George Orwell
Asıl ününü Animal Farm (Hayvan Çiftliği) ve 1984 adlı kitaplarıyla yapan George Orwell gençliğinde sömürge polisiydi. Daha sonra yazar ve sosyalist oldu. Yaşamının son dönemlerinde ise İngiliz gizli servisinin muhbiriydi.
Asıl adı Eric Arthur Blair olan George Orwell, Hindistan sömürge yönetiminde görevli bir İngiliz ailenin çocuğu olarak 1903 yılında Hindistan'da doğdu. Orwell, sömürgecilikten nefret ettiğini belirten açıklamalarda bulunmuş olsa da, yerli halka karşı öfke duyduğunu da açıkça belirtmeden edememiştir.
Orwell, II. Dünya Savaşı başlayınca İngiliz derin devletinin himayesindeki bir yayın kuruluşu olan BBC'nin Hindistan yayınları bölümünün başına getirildi. İngiliz ve Amerikan gizli servisleriyle bağlantıya geçen Orwell, onlara tehlikeli eğilimler taşıdığını düşündüğü muhalif aydınların bir listesini sundu. Animal Farm ve ardından derin devletin şifrelerini anlattığı 1984 kitabı ile bu kitaplardan yararlanılarak yapılan filmler, Soğuk Savaş'ın kültür alanındaki en büyük operasyonlarından biri olarak CIA'nın desteğiyle bütün dünyaya dağıtıldı. Bu iki roman, ülkemizde, Boğaziçi Üniversitesi başta olmak üzere pek çok okulun hazırlık sınıfında ders kitabı olarak okutulmaktadır.

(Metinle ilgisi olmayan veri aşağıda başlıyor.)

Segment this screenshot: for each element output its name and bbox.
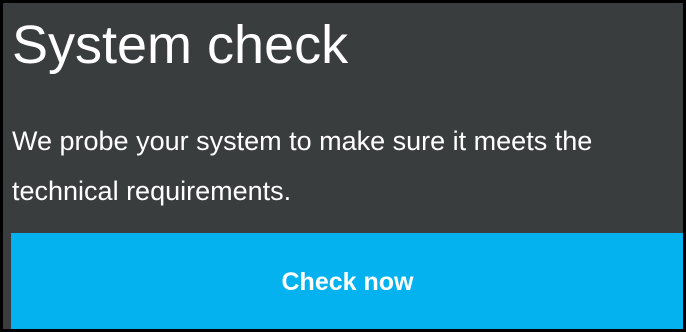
page-title: System check [12, 15, 349, 75]
description-text: We probe your system to make sure it mee… [12, 126, 593, 206]
system-check-card: System check We probe your system to mak… [0, 0, 686, 332]
check-now-button[interactable]: Check now [11, 233, 683, 329]
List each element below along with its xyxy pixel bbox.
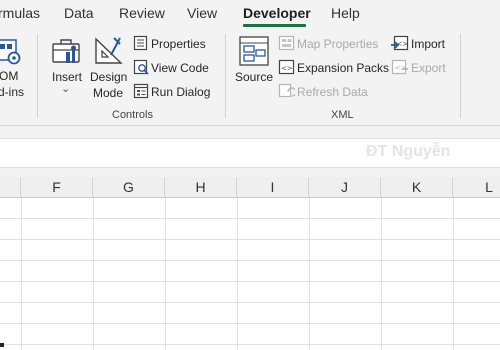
group-separator	[225, 34, 226, 118]
grid-line	[309, 198, 310, 350]
import-label: Import	[411, 37, 446, 51]
grid-line	[0, 344, 500, 345]
export-icon: <>	[391, 59, 408, 75]
controls-group-label: Controls	[112, 109, 153, 121]
column-header-h[interactable]: H	[165, 177, 237, 198]
grid-line	[0, 302, 500, 303]
column-header-i[interactable]: I	[237, 177, 309, 198]
export-label: Export	[411, 61, 446, 75]
com-addins-label-1: OM	[0, 69, 19, 83]
column-header-g[interactable]: G	[93, 177, 165, 198]
grid-line	[165, 198, 166, 350]
com-addins-label-2: d-ins	[0, 85, 25, 99]
active-tab-indicator	[243, 24, 306, 27]
column-header-partial[interactable]	[0, 177, 21, 198]
grid-line	[21, 198, 22, 350]
grid-line	[0, 218, 500, 219]
svg-text:<>: <>	[281, 65, 293, 73]
formula-bar[interactable]: ĐT Nguyễn	[0, 138, 500, 168]
map-properties-label: Map Properties	[297, 37, 379, 51]
column-header-f[interactable]: F	[21, 177, 93, 198]
grid-line	[453, 198, 454, 350]
view-code-label: View Code	[151, 61, 209, 75]
xml-group-label: XML	[331, 109, 354, 121]
column-header-l[interactable]: L	[453, 177, 500, 198]
worksheet-grid[interactable]	[0, 198, 500, 350]
design-mode-label-2: Mode	[93, 86, 124, 100]
grid-line	[93, 198, 94, 350]
run-dialog-label: Run Dialog	[151, 85, 211, 99]
run-dialog-icon	[133, 83, 149, 99]
toolbox-icon	[52, 39, 80, 63]
xml-source-icon	[239, 36, 269, 66]
com-addins-icon	[0, 39, 21, 65]
selection-handle[interactable]	[0, 343, 4, 347]
view-code-icon	[133, 59, 149, 75]
refresh-data-label: Refresh Data	[297, 85, 368, 99]
column-header-j[interactable]: J	[309, 177, 381, 198]
grid-line	[0, 260, 500, 261]
refresh-data-icon	[278, 83, 295, 98]
properties-label: Properties	[151, 37, 206, 51]
expansion-packs-label: Expansion Packs	[297, 61, 390, 75]
grid-line	[381, 198, 382, 350]
tab-review[interactable]: Review	[119, 5, 165, 21]
svg-text:<>: <>	[397, 40, 409, 48]
group-separator	[460, 34, 461, 118]
tab-help[interactable]: Help	[331, 5, 360, 21]
properties-icon	[133, 35, 148, 51]
grid-line	[0, 323, 500, 324]
tab-data[interactable]: Data	[64, 5, 94, 21]
insert-dropdown-icon: ⌄	[61, 83, 71, 95]
svg-text:<>: <>	[395, 64, 407, 72]
tab-view[interactable]: View	[187, 5, 217, 21]
grid-line	[0, 281, 500, 282]
group-separator	[37, 34, 38, 118]
watermark-text: ĐT Nguyễn	[366, 143, 451, 160]
import-icon: <>	[391, 35, 409, 51]
tab-developer[interactable]: Developer	[243, 5, 311, 21]
ribbon-gap	[0, 126, 500, 138]
design-mode-label-1: Design	[90, 70, 128, 84]
design-mode-icon	[95, 37, 123, 64]
tab-formulas[interactable]: rmulas	[0, 5, 40, 21]
grid-line	[237, 198, 238, 350]
column-headers: F G H I J K L	[0, 177, 500, 198]
header-band	[0, 168, 500, 177]
grid-line	[0, 239, 500, 240]
ribbon-tab-bar: rmulas Data Review View Developer Help	[0, 0, 500, 28]
ribbon-panel: OM d-ins Insert ⌄ Design Mode Properties…	[0, 28, 500, 126]
source-label: Source	[235, 70, 274, 84]
column-header-k[interactable]: K	[381, 177, 453, 198]
expansion-packs-icon: <>	[278, 59, 295, 75]
map-properties-icon	[278, 35, 295, 51]
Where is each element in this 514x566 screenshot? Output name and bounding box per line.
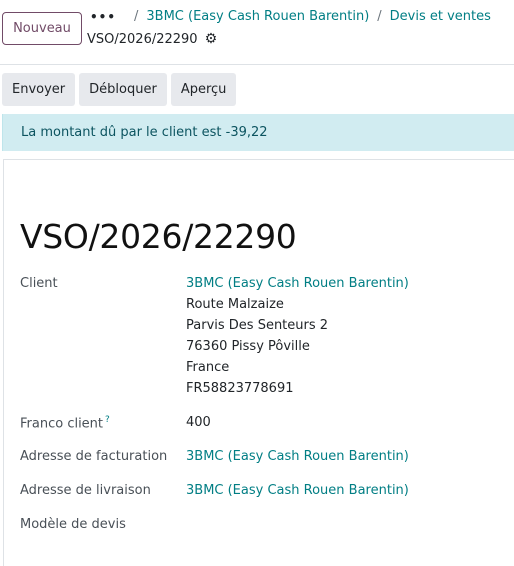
new-button[interactable]: Nouveau bbox=[2, 12, 82, 45]
delivery-address-label: Adresse de livraison bbox=[20, 483, 151, 498]
client-address-line: 76360 Pissy Pôville bbox=[186, 339, 310, 354]
billing-address-label: Adresse de facturation bbox=[20, 449, 168, 464]
document-title: VSO/2026/22290 bbox=[20, 217, 297, 256]
unlock-button[interactable]: Débloquer bbox=[79, 73, 167, 106]
amount-due-alert: La montant dû par le client est -39,22 bbox=[2, 114, 514, 151]
billing-address-link[interactable]: 3BMC (Easy Cash Rouen Barentin) bbox=[186, 449, 409, 464]
quote-template-label: Modèle de devis bbox=[20, 517, 126, 532]
client-label: Client bbox=[20, 276, 58, 291]
gear-icon[interactable]: ⚙ bbox=[205, 31, 218, 47]
action-buttons: Envoyer Débloquer Aperçu bbox=[2, 73, 237, 106]
record-name: VSO/2026/22290 ⚙ bbox=[87, 31, 217, 47]
send-button[interactable]: Envoyer bbox=[2, 73, 76, 106]
client-vat-number: FR58823778691 bbox=[186, 381, 294, 396]
control-panel: Nouveau ••• / 3BMC (Easy Cash Rouen Bare… bbox=[0, 0, 514, 65]
breadcrumb: ••• / 3BMC (Easy Cash Rouen Barentin) / … bbox=[90, 9, 491, 24]
franco-value[interactable]: 400 bbox=[186, 415, 211, 430]
form-sheet: VSO/2026/22290 Client 3BMC (Easy Cash Ro… bbox=[3, 159, 514, 566]
franco-label: Franco client? bbox=[20, 415, 110, 432]
client-address-line: Route Malzaize bbox=[186, 297, 284, 312]
client-address-line: France bbox=[186, 360, 230, 375]
help-tooltip-icon[interactable]: ? bbox=[105, 415, 110, 425]
breadcrumb-quotations[interactable]: Devis et ventes bbox=[390, 9, 491, 24]
record-title: VSO/2026/22290 bbox=[87, 31, 198, 47]
preview-button[interactable]: Aperçu bbox=[170, 73, 237, 106]
client-link[interactable]: 3BMC (Easy Cash Rouen Barentin) bbox=[186, 276, 409, 291]
client-address-line: Parvis Des Senteurs 2 bbox=[186, 318, 329, 333]
more-breadcrumbs-button[interactable]: ••• bbox=[90, 10, 116, 24]
delivery-address-link[interactable]: 3BMC (Easy Cash Rouen Barentin) bbox=[186, 483, 409, 498]
breadcrumb-partner[interactable]: 3BMC (Easy Cash Rouen Barentin) bbox=[146, 9, 369, 24]
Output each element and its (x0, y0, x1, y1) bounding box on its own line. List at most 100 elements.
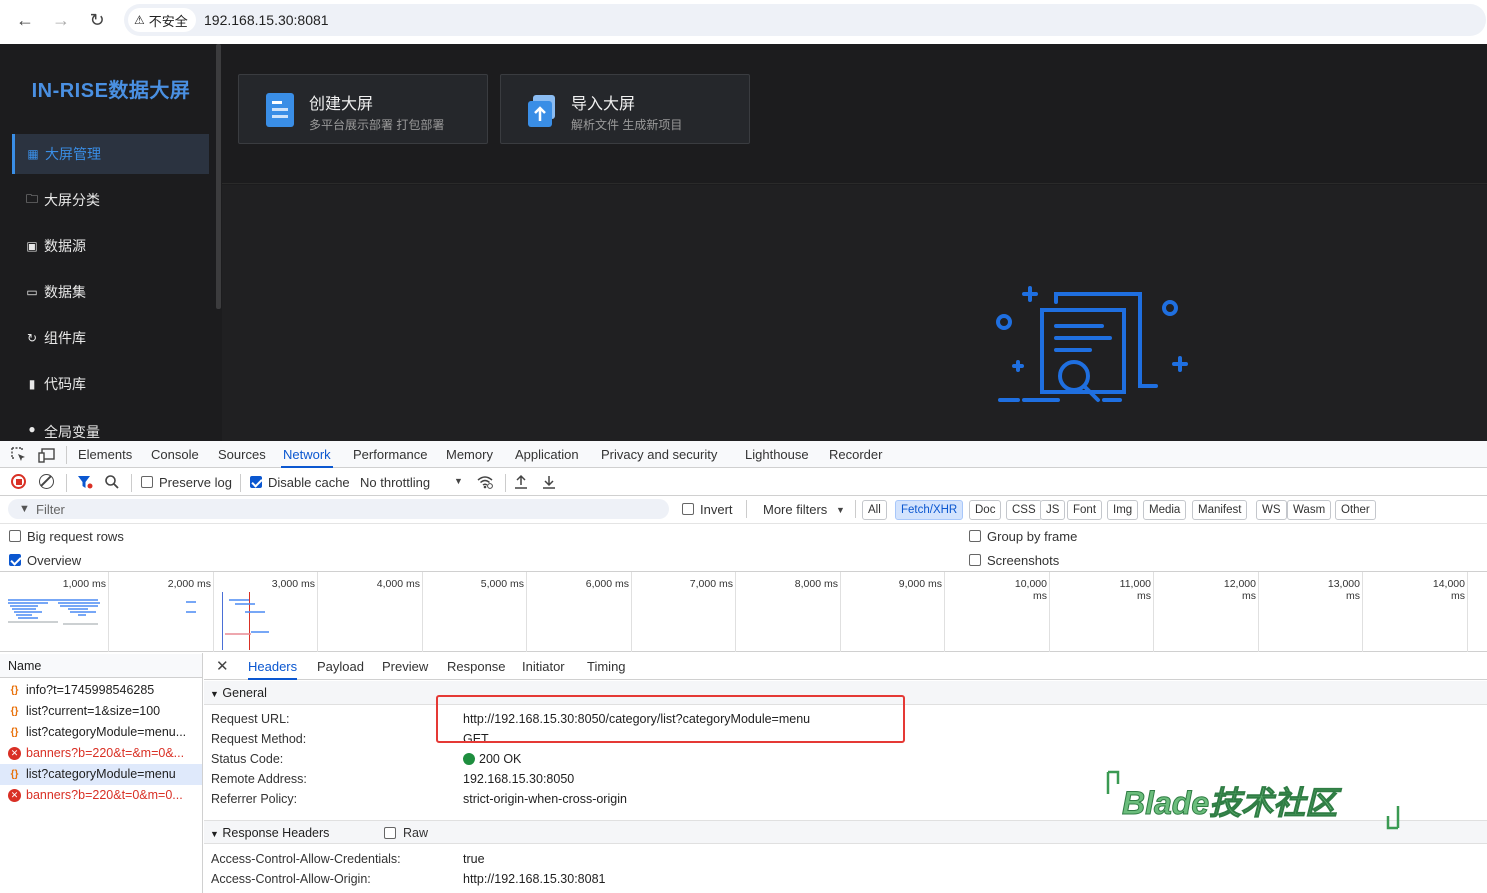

Orwell, Animal Farm isimli romanında, "Başka bir dünyanın mümkün olduğunu düşünmenin, özgürlük ve eşitlik peşinde koşmanın, düzeni değiştirmek istemenin, beyhude bir çaba olduğu" mesajını vermektedir. Ona göre; "Ortaklaşa eylemle yeni bir dünya kurulması mümkün değildir. Efendiler ve köleler, sömürücüler ve sömürülenler, yönetenler ve yönetilenler hep olacaktır; bundan kaçış yoktur."
İngiliz eleştirmen ve yazar Raymond Williams, Orwell'in kitabında yoksulları hayvanlara benzetmesindeki hıza dikkat çekerek, bu mecazla yoksul halkın hayvanlar gibi güçlü ama bilinçsiz sayıldığını belirtmiştir. Orwell, güçlerinin bilincine varamayacakları için hayvanların da, yoksulların da sömürülmeye mahkum olduğunu iddia etmiştir. Orwell'in ürkütücü mantığına göre, hayvanlar nasıl bilinçlenemezse, yoksullar da bilinçlenemezler; dolayısıyla gerçek bir değişimin imkansız olduğu iddia edilir.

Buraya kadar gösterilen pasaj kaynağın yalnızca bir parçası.